Volvo weathers the storm

The Swedish group is adapting to a hurricane of change with a new image. Roger Trapp reports

If recent trends are anything to go by, visitors to the Volvo stand at this weekend's London Motor Show will be drawn from a wider spectrum than the stereotype would allow for. For, helped by the new 850 series' success in motor racing and a stylish advertising campaign, the Swedish group seems to be winning customers from the likes of BMW and Mercedes.

Ever since it lumbered out of the Scandinavian forests, the Volvo has been the car that everybody has wanted to be in if they knew they were going to get hit by a truck. The problem was that, although everybody agreed that the huge estates were practical for farmers and antique dealers, nobody who fancied themselves as a bit of a Stirling Moss was going to admit to owning one. If the company was a watchword in safety, it was also seen as the epitome of boring.

The 850, and a restyled 960, are the first results of an attempt to add some enjoyment to the practicality of owning a Volvo. Other models are in the pipeline. But they are only the most obvious signs of something far more significant.

Since the proposed merger with the French group Renault was halted, Volvo has had to come to terms with going it alone in an increasingly competitive market. It is still involved in a number of joint ventures, such as the one that will see Audi diesel engines powering some models and the Edcar initiative owned equally by Volvo, Mitsubishi of Japan and the Dutch government. But for the most part, in the words of Charles Hunter- Pease, managing director of Volvo Car UK, the management has had a "clean sheet of paper" to establish a fresh strategy.

Though the plan to expand the customer base by taking on prestigious marques may appear sound, it brings certain problems. In particular, staff now find themselves trying to win over customers, when in the past they must have felt halfway to a sale as soon as somebody entered the showroom simply because Volvo had a clear image.

As if this were not enough, Mr Hunter-Pease is intent on changing the relationship between the company and the people who buy its products. Like just about everybody else in business, he wants greater emphasis on the customer. The difficulty he has is that the motor trade is noted for its heavy sales techniques.

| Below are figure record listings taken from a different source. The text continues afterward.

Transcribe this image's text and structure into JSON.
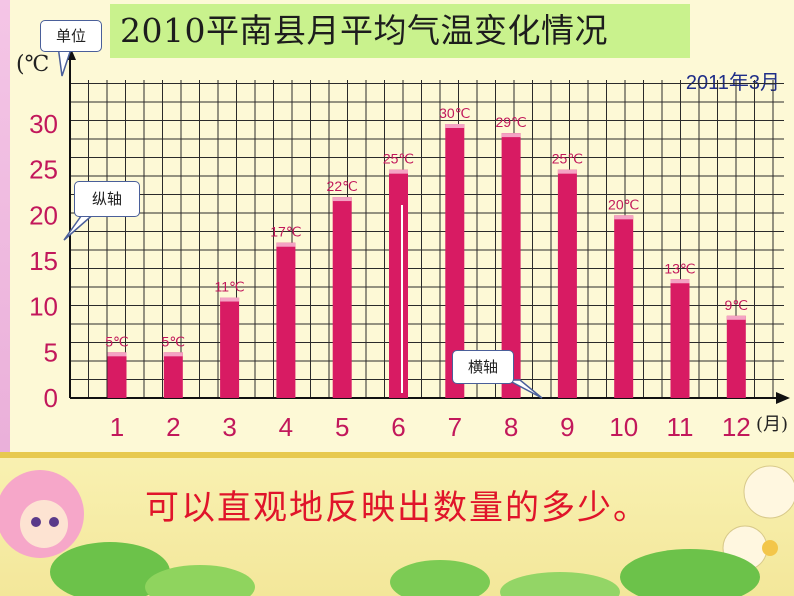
{
  "slide": {
    "title": "2010平南县月平均气温变化情况",
    "date": "2011年3月",
    "caption": "可以直观地反映出数量的多少。",
    "unit_symbol": "(℃",
    "callouts": {
      "unit": "单位",
      "y_axis": "纵轴",
      "x_axis": "横轴"
    }
  },
  "chart_data": {
    "type": "bar",
    "title": "2010平南县月平均气温变化情况",
    "xlabel": "(月)",
    "ylabel": "(℃",
    "ylim": [
      0,
      35
    ],
    "yticks": [
      "0",
      "5",
      "10",
      "15",
      "20",
      "25",
      "30"
    ],
    "categories": [
      "1",
      "2",
      "3",
      "4",
      "5",
      "6",
      "7",
      "8",
      "9",
      "10",
      "11",
      "12"
    ],
    "values": [
      5,
      5,
      11,
      17,
      22,
      25,
      30,
      29,
      25,
      20,
      13,
      9
    ],
    "data_labels": [
      "5℃",
      "5℃",
      "11℃",
      "17℃",
      "22℃",
      "25℃",
      "30℃",
      "29℃",
      "25℃",
      "20℃",
      "13℃",
      "9℃"
    ],
    "grid": true,
    "colors": {
      "bar": "#d81b63",
      "bar_top": "#f4a3c4",
      "grid": "#2b2b2b",
      "label": "#c2185b",
      "tick": "#c2185b"
    }
  }
}
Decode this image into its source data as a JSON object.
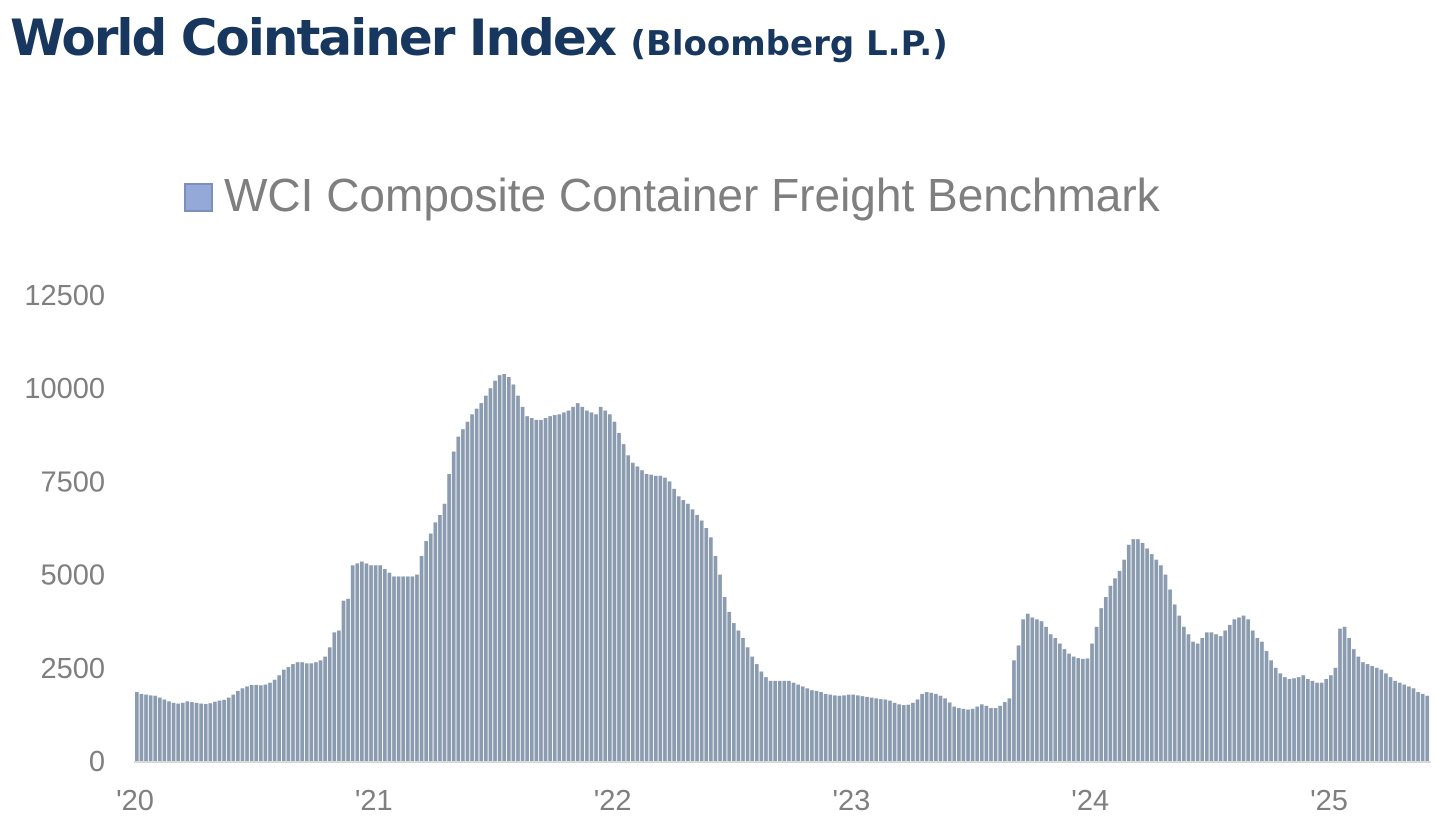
{
  "header": {
    "title": "World Cointainer Index",
    "source": "(Bloomberg L.P.)"
  },
  "chart_data": {
    "type": "bar",
    "title": "World Cointainer Index (Bloomberg L.P.)",
    "legend": "top-center",
    "series": [
      {
        "name": "WCI Composite Container Freight Benchmark",
        "color": "#8b9bb0",
        "legend_color": "#95a9d8",
        "frequency": "weekly",
        "start": "2020-01",
        "values": [
          1850,
          1800,
          1780,
          1760,
          1750,
          1700,
          1650,
          1600,
          1560,
          1540,
          1560,
          1600,
          1580,
          1560,
          1540,
          1530,
          1550,
          1590,
          1620,
          1640,
          1700,
          1780,
          1880,
          1950,
          2000,
          2040,
          2040,
          2030,
          2050,
          2100,
          2180,
          2300,
          2450,
          2520,
          2600,
          2650,
          2650,
          2620,
          2620,
          2650,
          2700,
          2800,
          3050,
          3450,
          3500,
          4300,
          4350,
          5250,
          5300,
          5350,
          5300,
          5250,
          5250,
          5250,
          5150,
          5050,
          4950,
          4950,
          4950,
          4950,
          4950,
          5000,
          5500,
          5900,
          6100,
          6400,
          6600,
          6900,
          7700,
          8300,
          8700,
          8900,
          9100,
          9300,
          9450,
          9600,
          9800,
          10000,
          10200,
          10350,
          10380,
          10300,
          10100,
          9800,
          9500,
          9250,
          9200,
          9150,
          9150,
          9200,
          9250,
          9280,
          9300,
          9350,
          9400,
          9500,
          9600,
          9500,
          9400,
          9350,
          9300,
          9500,
          9400,
          9300,
          9100,
          8800,
          8500,
          8200,
          8000,
          7900,
          7800,
          7700,
          7680,
          7650,
          7650,
          7600,
          7500,
          7300,
          7100,
          7000,
          6900,
          6750,
          6600,
          6450,
          6250,
          6000,
          5500,
          5000,
          4400,
          4000,
          3700,
          3500,
          3300,
          3050,
          2800,
          2600,
          2400,
          2250,
          2150,
          2150,
          2150,
          2150,
          2150,
          2100,
          2050,
          2000,
          1950,
          1900,
          1880,
          1850,
          1800,
          1780,
          1760,
          1750,
          1760,
          1780,
          1780,
          1760,
          1740,
          1720,
          1700,
          1680,
          1660,
          1650,
          1620,
          1560,
          1520,
          1500,
          1510,
          1560,
          1650,
          1800,
          1850,
          1830,
          1800,
          1750,
          1680,
          1570,
          1460,
          1420,
          1400,
          1380,
          1400,
          1460,
          1520,
          1480,
          1420,
          1420,
          1480,
          1580,
          1680,
          2700,
          3100,
          3800,
          3950,
          3850,
          3800,
          3750,
          3600,
          3400,
          3300,
          3150,
          3000,
          2880,
          2800,
          2760,
          2740,
          2750,
          3150,
          3600,
          4100,
          4400,
          4700,
          4900,
          5100,
          5400,
          5800,
          5950,
          5950,
          5850,
          5700,
          5550,
          5400,
          5250,
          5000,
          4600,
          4200,
          3900,
          3600,
          3400,
          3200,
          3150,
          3300,
          3450,
          3450,
          3400,
          3350,
          3500,
          3650,
          3800,
          3850,
          3900,
          3800,
          3500,
          3300,
          3200,
          2950,
          2700,
          2500,
          2350,
          2250,
          2200,
          2220,
          2250,
          2300,
          2200,
          2150,
          2100,
          2100,
          2200,
          2300,
          2500,
          3550,
          3600,
          3300,
          3000,
          2800,
          2650,
          2600,
          2550,
          2500,
          2450,
          2350,
          2250,
          2150,
          2100,
          2050,
          2000,
          1950,
          1850,
          1800,
          1750
        ]
      }
    ],
    "ylim": [
      0,
      12500
    ],
    "yticks": [
      "12500",
      "10000",
      "7500",
      "5000",
      "2500",
      "0"
    ],
    "xticks": [
      "'20",
      "'21",
      "'22",
      "'23",
      "'24",
      "'25"
    ],
    "xlabel": "",
    "ylabel": "",
    "grid": false
  }
}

Mr Hunter-Pease acknowledges this, saying: "To improve customer service, you've got to take away the pain of high-pressure selling." He wants to bring about a "fundamental shift in the way the industry thinks" and so change the "buying experience".

The twin drivers of this are the greater efficiency of manufacturing and the desirability of the products. And what they translate into is that customers can now choose the car they want for delivery within weeks and that the end product is desirable enough that they would want to spend time making decisions over such features as engine design, upholstery material and style of wheels.

By making the cars "bespoke", the dealer is able to concentrate on selling the customer what he or she wants, rather than pushing what is in stock in the interests of meeting sales targets, Mr Hunter-Pease says. Being able to achieve a better match in this way not only makes the customer more satisfied in the long term, it also helps to reduce the cost to them. Mr Hunter-Pease points out that the policy has helped to reduce the total number of cars in stock from 11,000 at the end of 1993 to a few hundred now, with consequent reductions in storage costs.

Moreover, conscious that getting the car from the plant to the customer can account for 30 per cent of the total cost, the company is constantly reviewing transport techniques. It believes it is the only manufacturer to specify delivery times in hours rather than days, and it is also keener on smaller transporters because they reduce the amount of time waiting for a full load.

Tied in with all this is the development of a database that will link the company headquarters in Marlow, Buckinghamshire, with its dealers and their satellite operations around the country. Besides helping dealers to locate cars, particularly used ones, requested by customers, it is anticipated that it will make the dealers more involved in the development of the business.

It has not all been rosy. Volvo UK now employs 399 people, compared with 610 four years ago. But Mr Hunter-Pease does not see that this threatens the ability to deliver customer service, since the job losses were brought about by reducing management layers; there are more people at the "front line" now, he insists.

Furthermore, he is unashamed about the need to reduce costs. The challenge, he says, is "finding the things you can scrap to protect the things you have to do to ultimately protect the investment in your product". The only way to achieve this is to involve the whole staff and to be open with them.

In order to remind them of his core beliefs, Mr Hunter-Pease recently gave each of them a watch with such slogans as "future", "focus", "fast" printed in place of the figures, and all of them centred around the central command of "fun", because, above all, that is what an organisation has to be.

As if to demonstrate that after 22 years with the company his sense of humour remains intact, he says that in trying to appeal to two markets the company today reminds him of Lucozade. When he was growing up in the Sixties, Lucozade was a health-giving drink favoured at times of distress or illness. Now it was a health-giving drink favoured by sporty people, but it was still by your bed.

"I wouldn't say we were the Lucozade of the motor industry, but there are some definite parallels," he says.